In contrast, Staphylococcus, Streptococcus, Bacterioides, Faecalibacterium, Ruminococcus, Lactobacillus, and Propionibacterium species were isolated from samples obtained from healthy individuals (56). Lower microbial diversity, depletion of commensal obligate anaerobes, and increased abundance of opportunistic pathogens in patients with mastitis were confirmed in another study. Functional metagenomics identified several gene pathways in bacterial secretion system and motility proteins related to bacterial proliferation and colonization in sub-acute and acute mastitis samples. It was reported that ~45% of genes belonged to metabolism, 18% to environmental information and processing, 14% to genetic information processing, and 1% to human diseases (57).

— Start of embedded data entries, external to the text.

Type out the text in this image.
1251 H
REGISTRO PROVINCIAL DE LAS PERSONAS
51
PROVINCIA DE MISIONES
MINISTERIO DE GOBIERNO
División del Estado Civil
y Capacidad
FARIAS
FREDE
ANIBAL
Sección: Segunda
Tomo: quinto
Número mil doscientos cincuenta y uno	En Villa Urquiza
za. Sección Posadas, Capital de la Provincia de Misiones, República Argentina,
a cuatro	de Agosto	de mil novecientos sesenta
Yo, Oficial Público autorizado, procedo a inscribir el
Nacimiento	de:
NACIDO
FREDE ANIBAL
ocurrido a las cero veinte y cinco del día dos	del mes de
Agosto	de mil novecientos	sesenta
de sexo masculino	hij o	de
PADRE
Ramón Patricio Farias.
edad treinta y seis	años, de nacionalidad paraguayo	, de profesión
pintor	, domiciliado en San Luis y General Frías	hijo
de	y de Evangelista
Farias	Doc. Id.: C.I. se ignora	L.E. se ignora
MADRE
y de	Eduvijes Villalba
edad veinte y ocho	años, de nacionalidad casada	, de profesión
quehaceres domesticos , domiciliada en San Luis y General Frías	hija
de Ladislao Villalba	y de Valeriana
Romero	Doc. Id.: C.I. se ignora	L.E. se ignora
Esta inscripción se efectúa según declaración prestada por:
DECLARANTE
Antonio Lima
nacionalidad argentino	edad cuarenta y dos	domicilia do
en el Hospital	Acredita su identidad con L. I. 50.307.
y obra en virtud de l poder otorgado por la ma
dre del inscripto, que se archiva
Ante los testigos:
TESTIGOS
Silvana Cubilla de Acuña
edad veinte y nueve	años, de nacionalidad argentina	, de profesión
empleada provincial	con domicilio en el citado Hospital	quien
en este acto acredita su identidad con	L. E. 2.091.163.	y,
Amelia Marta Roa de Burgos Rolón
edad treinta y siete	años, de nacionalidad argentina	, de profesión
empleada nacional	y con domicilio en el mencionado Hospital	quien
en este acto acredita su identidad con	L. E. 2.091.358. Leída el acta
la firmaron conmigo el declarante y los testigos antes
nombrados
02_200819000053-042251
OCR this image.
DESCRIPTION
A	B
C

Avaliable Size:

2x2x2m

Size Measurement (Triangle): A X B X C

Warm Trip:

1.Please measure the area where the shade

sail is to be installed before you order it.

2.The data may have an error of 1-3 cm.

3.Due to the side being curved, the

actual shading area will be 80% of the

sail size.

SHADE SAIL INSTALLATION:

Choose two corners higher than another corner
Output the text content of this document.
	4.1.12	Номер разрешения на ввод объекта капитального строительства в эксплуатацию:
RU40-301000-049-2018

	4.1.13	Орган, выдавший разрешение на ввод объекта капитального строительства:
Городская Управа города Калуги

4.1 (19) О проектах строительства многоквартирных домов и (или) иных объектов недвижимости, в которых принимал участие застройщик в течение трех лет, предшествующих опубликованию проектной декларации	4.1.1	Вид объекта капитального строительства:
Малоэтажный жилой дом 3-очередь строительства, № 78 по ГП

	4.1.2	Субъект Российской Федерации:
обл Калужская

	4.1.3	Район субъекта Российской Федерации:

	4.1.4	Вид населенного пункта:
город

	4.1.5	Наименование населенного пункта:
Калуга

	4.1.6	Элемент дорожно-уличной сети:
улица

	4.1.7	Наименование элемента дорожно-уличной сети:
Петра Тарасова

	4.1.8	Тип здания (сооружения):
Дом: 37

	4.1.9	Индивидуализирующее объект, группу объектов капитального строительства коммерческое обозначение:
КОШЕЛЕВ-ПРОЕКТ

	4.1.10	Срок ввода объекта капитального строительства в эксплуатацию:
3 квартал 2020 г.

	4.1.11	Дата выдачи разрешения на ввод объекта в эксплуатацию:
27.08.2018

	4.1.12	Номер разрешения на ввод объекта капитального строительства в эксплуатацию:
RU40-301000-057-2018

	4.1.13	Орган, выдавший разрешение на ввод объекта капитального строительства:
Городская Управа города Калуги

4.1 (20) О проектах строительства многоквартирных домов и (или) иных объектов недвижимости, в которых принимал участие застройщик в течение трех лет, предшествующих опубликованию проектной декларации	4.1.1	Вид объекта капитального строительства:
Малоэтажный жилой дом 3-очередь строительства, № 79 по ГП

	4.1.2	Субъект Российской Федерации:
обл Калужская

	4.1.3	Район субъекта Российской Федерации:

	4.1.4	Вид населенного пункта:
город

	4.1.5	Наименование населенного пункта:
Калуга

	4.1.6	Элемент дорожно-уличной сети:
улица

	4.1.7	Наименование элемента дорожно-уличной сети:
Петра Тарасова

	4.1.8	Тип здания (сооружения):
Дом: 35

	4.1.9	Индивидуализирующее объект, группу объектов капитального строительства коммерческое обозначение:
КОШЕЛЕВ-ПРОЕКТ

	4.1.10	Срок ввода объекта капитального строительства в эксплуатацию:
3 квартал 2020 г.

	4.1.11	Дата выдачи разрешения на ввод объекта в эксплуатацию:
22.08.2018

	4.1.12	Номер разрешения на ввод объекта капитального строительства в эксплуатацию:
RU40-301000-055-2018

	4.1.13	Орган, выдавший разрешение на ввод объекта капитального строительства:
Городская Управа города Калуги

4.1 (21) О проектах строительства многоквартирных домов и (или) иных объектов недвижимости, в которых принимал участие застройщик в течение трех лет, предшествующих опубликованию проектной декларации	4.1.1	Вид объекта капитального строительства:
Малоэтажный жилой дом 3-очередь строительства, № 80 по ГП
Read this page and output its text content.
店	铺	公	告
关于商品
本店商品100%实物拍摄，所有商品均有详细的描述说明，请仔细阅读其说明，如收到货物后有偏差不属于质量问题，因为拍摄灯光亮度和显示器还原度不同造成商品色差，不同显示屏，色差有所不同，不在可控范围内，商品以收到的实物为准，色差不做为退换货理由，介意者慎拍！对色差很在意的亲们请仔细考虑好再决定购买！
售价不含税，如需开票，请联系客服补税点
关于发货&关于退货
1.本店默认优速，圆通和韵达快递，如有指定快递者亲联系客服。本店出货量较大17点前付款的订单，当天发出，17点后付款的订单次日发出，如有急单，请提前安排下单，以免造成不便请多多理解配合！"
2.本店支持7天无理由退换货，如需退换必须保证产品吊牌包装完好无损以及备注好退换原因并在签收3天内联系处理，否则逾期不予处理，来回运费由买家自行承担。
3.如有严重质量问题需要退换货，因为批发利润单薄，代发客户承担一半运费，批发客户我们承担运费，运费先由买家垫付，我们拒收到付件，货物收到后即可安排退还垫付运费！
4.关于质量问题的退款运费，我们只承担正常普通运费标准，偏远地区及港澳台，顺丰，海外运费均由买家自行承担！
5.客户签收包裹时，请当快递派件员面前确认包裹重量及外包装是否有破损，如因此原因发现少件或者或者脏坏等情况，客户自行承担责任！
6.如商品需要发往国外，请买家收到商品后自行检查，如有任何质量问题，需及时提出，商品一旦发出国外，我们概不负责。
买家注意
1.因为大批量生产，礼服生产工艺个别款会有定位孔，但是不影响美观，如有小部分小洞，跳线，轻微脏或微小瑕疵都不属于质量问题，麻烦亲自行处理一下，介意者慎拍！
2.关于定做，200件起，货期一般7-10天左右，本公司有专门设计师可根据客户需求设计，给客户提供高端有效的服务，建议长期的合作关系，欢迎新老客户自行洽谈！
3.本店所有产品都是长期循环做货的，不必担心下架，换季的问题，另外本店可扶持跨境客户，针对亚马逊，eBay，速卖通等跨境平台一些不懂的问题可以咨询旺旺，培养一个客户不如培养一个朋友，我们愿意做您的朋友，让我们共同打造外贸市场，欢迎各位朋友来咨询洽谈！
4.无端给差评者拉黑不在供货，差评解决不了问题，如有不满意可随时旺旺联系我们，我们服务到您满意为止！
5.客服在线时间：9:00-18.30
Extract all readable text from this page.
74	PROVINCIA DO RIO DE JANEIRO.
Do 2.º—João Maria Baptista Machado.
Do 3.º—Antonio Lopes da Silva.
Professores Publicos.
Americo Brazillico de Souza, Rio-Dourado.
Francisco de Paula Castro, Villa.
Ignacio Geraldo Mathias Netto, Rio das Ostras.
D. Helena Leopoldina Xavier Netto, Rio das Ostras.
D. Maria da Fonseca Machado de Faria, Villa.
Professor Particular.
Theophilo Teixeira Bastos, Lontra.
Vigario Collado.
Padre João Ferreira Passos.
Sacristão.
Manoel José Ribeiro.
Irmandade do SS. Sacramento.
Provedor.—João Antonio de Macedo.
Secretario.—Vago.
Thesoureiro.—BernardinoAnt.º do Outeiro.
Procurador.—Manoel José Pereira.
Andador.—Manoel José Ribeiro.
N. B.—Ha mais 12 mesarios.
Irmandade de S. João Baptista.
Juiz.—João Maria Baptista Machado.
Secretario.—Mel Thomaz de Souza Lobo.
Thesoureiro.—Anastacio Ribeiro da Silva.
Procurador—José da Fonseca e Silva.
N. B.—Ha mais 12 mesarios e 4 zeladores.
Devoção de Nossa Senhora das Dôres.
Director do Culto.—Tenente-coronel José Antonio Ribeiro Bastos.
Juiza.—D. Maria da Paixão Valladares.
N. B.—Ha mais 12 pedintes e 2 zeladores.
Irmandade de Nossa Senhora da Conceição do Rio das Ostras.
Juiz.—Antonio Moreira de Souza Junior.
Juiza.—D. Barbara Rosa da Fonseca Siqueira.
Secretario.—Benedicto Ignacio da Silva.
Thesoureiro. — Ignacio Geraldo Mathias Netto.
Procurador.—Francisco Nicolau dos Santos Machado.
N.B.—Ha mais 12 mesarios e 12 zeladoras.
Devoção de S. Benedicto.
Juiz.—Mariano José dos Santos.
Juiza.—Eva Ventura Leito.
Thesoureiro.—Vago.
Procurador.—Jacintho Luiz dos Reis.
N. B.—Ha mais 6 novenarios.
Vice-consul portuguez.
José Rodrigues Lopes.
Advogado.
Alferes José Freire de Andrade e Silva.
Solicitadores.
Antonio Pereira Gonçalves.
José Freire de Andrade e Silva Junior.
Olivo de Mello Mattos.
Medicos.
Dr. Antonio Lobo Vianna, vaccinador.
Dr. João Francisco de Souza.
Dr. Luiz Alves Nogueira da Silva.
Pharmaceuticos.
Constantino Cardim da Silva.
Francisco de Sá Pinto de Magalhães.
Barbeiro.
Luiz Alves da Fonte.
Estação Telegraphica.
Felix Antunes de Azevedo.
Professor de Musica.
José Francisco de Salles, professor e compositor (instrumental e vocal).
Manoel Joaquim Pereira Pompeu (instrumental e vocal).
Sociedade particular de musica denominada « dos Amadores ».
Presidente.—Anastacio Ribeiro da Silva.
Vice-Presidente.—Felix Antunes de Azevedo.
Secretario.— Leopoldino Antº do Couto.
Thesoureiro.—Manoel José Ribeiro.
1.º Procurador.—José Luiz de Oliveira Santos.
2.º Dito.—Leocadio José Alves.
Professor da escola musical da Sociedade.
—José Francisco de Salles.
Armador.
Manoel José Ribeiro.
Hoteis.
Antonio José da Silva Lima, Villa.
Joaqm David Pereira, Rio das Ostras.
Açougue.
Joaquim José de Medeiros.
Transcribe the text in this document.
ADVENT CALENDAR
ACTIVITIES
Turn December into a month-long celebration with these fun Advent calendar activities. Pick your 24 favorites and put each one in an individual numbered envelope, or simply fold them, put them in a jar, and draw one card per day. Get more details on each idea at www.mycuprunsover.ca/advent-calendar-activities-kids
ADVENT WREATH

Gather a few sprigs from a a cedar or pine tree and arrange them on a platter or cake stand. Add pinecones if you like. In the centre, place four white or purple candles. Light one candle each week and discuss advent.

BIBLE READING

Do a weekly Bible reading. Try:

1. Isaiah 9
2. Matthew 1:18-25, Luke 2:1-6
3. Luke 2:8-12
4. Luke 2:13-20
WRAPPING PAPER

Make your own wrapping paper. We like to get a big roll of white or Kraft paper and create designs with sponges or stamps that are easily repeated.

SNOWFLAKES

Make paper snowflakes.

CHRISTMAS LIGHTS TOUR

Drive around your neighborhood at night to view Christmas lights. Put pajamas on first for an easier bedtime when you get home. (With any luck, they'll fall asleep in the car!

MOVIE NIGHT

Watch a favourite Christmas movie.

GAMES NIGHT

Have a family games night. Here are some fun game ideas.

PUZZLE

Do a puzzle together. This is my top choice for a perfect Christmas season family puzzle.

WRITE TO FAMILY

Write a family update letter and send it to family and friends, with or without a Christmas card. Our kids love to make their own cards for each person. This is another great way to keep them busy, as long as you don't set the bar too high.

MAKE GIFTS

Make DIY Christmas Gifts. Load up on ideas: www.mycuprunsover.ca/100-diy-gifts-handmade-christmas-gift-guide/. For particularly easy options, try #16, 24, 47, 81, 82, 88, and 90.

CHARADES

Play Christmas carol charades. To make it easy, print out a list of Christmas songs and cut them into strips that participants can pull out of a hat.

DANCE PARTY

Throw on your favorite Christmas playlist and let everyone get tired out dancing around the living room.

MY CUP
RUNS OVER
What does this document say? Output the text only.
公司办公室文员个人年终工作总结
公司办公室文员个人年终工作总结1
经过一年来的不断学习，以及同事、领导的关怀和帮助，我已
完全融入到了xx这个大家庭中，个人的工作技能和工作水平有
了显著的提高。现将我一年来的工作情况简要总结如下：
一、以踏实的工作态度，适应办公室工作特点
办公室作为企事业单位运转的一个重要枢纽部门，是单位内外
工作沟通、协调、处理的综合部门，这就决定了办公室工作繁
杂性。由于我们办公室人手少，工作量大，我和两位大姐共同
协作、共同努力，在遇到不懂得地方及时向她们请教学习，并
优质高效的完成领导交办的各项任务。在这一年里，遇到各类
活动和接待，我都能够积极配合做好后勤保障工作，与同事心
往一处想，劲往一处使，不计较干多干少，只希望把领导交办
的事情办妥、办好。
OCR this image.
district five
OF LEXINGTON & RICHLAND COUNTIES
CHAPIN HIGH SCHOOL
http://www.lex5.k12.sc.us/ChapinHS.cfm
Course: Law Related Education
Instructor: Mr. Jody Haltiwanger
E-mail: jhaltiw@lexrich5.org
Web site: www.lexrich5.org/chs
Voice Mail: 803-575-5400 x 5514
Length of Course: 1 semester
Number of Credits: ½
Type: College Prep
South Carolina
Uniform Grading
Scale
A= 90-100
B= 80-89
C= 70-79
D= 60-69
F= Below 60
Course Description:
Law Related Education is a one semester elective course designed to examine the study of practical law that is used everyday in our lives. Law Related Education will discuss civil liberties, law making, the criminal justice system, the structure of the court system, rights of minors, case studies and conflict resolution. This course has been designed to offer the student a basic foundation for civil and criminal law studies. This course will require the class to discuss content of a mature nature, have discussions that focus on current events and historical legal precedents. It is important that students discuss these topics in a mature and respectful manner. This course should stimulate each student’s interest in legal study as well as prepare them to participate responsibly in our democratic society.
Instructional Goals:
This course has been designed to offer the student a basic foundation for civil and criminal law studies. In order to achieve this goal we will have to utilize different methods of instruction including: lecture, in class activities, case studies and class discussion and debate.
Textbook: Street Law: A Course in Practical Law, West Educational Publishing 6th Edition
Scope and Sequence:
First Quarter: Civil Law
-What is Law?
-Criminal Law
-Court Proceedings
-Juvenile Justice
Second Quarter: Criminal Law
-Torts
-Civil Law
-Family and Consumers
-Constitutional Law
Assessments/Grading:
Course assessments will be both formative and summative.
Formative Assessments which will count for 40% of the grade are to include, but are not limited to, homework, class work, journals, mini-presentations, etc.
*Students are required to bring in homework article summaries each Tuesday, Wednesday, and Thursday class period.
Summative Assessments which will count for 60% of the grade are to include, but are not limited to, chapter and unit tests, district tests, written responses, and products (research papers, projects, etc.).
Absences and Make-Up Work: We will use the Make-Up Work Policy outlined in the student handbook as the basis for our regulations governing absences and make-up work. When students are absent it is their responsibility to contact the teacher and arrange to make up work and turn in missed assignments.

A significant difference in the microbiome composition of nipple aspirate fluid between healthy individuals and patients with BC suggested the potential role of the ductal microbiome in BC incidence. The analysis of nipple aspirate fluid in patients with BC revealed a relatively high proportion of Alistipes genus, while an unclassified strain of the Sphingomonadaceae family was more abundant in healthy individuals. Moreover, BC-related microbes increase beta-glucuronidase activity that may increase cancer risk (31). It is also proved that chemotherapy results in significant deviations of healthy microbial populations and their metabolomic profiles. A decrease in Bifidobacterium, Eubacterium, Aureus, and Clobacterium species and an increase in Acinetobacter, Xanthomonadaceae, and Stenotropomonas species were observed in the milk of healthy females and those of the ones undergoing chemotherapeutic treatment for Hodgkin's lymphoma (58).

Gut Microbiome

Host-Gut Microbiome Interaction

The human gastrointestinal tract supports the growth of beneficial microbiota owing to their ability to protect the body against pathogens (59). Their contribution to immune system development and maintenance (60), the fermentation of indigestible fibers into short-chain fatty acids (SCFAs) (61), production of essential amino acids (62) and vitamins (63), absorption of minerals (64), and deactivation of toxins (65) and carcinogens (66) are among their benefits. Animal model studies showed associations between the microbiome and the development of many diseases, including cancer (67, 68). Diet can contribute to the development of various diseases, including cancer (69), since it has a direct role in controlling the composition of the microbial community. Accordingly, a plant-based diet stimulates bacterial diversity (70), while animal-based regimen decreases the Firmicutes population (the common bacterial phylum in breast tissue) in digestive system. Shifting to a plant-based diet would increase Firmicutes population (71). Thus, changes to the diet might contribute to the development of diseases through alternation in microbial metabolism and production of toxic metabolites.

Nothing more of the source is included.